Declassified FBI files raise questions about Hitler’s death!
WASHINGTON (PNN) - January 21, 2016 - A recently declassified, heavily redacted FBI field report contains information about Adolf Hitler’s alleged escape to Argentina via submarine, which is noteworthy considering that Hitler was reported to have committed suicide in 1945 before the Red Army captured Berlin.
The Amerikan Gestapo Federal Bureau of Investigation division report, dated September 21, 1945, tells the story of a man who aided six top Argentinian officials in landing Hitler onto Argentine soil via submarine and hid him in the foothills of the Andes mountains.
Unfortunately, the report wasn’t verifiable at the time because something important couldn’t be located.
That’s not a teaser; the item or person in question is redacted.
The document relates the story told to the FBI by a reporter of The Los Angeles Examiner.
In July 1945, the reporter’s friend - “Jack” - met with an individual from the Argentine government who wanted to relay a story, but only if he could be guaranteed he wouldn’t be sent back to Argentina, which had just experienced a military coup.
The informant claimed to be one of four men who met Hitler on an Argentine shore about two weeks after the fall of Berlin in 1945, where Hitler and his new wife Eva Braun ostensibly committed suicide.
Soviet records claim the bodies of Hitler and Braun were burned and the remains buried and exhumed repeatedly, making verification difficult.
Hitler supposedly came ashore with 50 or so others and went into hiding in the towns of San Antonio, Videma, Neuquen, Muster, Carmena, and Rason, staying with German families. The informant claimed to remember all six officials and the three other men with him on the shore the night the German fugitive arrived, suffering from asthma and ulcers. Hitler also shaved his signature mustache, revealing a distinct “butt” on his upper lip.
A personal letter to J. Edgar Hoover, the FBI director at the time, was also written by the informant. It mentioned specifically that Hitler lived in an underground residence in Argentina 675 miles west of Florianopolis, 430 miles northwest of Buenos Aires. The former dictator lived with two body doubles in a secret area behind a photosensitive wall that slid back to reveal the bunker entrance.
Hitler and his inner circle made use of a bank account provided by one “Mrs. Eichorn” who ran a large spa hotel in La Falda, Argentina, to the tune of 30,000 Reichsmarks (just over $2 million dollars in 2015). Eichorn and her family made repeated visits to Nazi Germany, where they would stay with Hitler during their visits.
The FBI even looked to world news publications, finding photos with famous Argentines, which lends credibility to the idea that high-placed Argentinian officials might help Hitler enter Argentina.
The informant was paid $15,000 (almost $200,000 adjusted for inflation in 2015) for his help, but he said the matter weighed on his mind too much just to let it go, so he approached the Amerikans.

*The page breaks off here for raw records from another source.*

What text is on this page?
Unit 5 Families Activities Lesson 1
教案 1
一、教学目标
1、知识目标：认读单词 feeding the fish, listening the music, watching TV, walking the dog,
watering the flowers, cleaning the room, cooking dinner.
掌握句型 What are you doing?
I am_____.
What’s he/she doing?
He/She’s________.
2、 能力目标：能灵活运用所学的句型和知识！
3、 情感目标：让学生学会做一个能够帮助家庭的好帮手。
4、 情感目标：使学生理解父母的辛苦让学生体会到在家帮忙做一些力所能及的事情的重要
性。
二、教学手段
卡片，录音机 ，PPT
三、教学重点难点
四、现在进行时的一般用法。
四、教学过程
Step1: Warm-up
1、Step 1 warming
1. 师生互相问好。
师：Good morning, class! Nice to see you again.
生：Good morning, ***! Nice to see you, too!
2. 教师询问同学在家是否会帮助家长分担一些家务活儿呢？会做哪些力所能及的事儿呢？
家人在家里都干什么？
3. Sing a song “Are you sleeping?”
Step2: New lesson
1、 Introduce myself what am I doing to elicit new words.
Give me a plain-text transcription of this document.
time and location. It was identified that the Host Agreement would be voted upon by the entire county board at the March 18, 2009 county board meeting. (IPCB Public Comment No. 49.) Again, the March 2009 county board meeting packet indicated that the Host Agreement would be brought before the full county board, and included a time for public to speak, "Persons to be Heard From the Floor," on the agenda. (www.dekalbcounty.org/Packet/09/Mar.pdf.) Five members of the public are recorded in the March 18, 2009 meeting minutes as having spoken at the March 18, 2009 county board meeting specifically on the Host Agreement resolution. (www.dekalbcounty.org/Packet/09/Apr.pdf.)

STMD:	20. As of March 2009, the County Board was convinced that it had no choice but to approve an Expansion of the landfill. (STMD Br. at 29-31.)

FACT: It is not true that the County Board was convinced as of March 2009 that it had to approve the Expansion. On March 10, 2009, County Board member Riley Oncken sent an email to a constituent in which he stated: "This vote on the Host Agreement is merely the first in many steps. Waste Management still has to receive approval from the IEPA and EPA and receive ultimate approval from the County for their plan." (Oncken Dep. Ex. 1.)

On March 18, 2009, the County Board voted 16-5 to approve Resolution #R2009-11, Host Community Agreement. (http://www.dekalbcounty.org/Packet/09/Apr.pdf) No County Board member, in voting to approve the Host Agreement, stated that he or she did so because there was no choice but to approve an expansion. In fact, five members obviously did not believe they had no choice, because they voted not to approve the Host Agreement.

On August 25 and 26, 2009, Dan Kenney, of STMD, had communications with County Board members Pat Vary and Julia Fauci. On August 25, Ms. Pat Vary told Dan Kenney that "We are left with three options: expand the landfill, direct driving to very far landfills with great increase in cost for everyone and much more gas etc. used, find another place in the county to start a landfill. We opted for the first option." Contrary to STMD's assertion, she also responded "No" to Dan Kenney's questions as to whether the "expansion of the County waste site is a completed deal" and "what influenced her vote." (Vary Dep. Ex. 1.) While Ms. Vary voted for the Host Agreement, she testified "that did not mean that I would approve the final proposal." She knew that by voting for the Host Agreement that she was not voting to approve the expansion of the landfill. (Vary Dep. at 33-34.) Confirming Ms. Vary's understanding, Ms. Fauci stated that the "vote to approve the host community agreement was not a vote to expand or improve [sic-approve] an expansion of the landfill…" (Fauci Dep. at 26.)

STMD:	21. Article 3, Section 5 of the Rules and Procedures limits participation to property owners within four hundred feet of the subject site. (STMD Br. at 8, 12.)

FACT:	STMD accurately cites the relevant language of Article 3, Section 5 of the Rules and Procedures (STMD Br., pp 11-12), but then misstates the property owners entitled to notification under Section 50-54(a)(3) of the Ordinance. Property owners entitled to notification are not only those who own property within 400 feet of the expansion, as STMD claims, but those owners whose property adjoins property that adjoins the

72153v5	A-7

He told the reporter’s friend to go to a hotel in San Antonio, Argentina, and meet up with a man who would help locate the location of Hitler’s ranch, which was heavily guarded.
The reporter was to put an ad in the local paper and then call “Hempstead 8458” (these were the days before all-number dialing, which meant that Hempstead was the location of the network and the number is the last four digits of the actual phone number) to let the man know to make proper arrangements.
The informant was unable to shed any more light on the story for the reporter and despite attempts to set up another meeting, the reporter was unable to contact the informant directly. The FBI watched the diner where the reporter ate his meals to see if “Jack” or the informant ever appeared, to no avail.
Though the informant also alleged Hitler may have entered the Fascist Police States of Amerika, no records were found with the Immigration and Naturalization Service (INS) for the names of known aliases for Hitler, Jack, or the informant. The FBI deemed the story credible but didn’t have enough information to make a full investigation.
An FBI memorandum to Hoover remarked that the agent in charge of the investigation believed both Hitler and Braun survived the Fall of Berlin. Both their bodies had not been found or identified at the time. He believed they both disappeared the day before the Russians entered Berlin. He believed Hitler’s normal relationship with Switzerland along with Hitler’s lack of any other language would make Switzerland, not Argentina, the ideal place for the two to escape.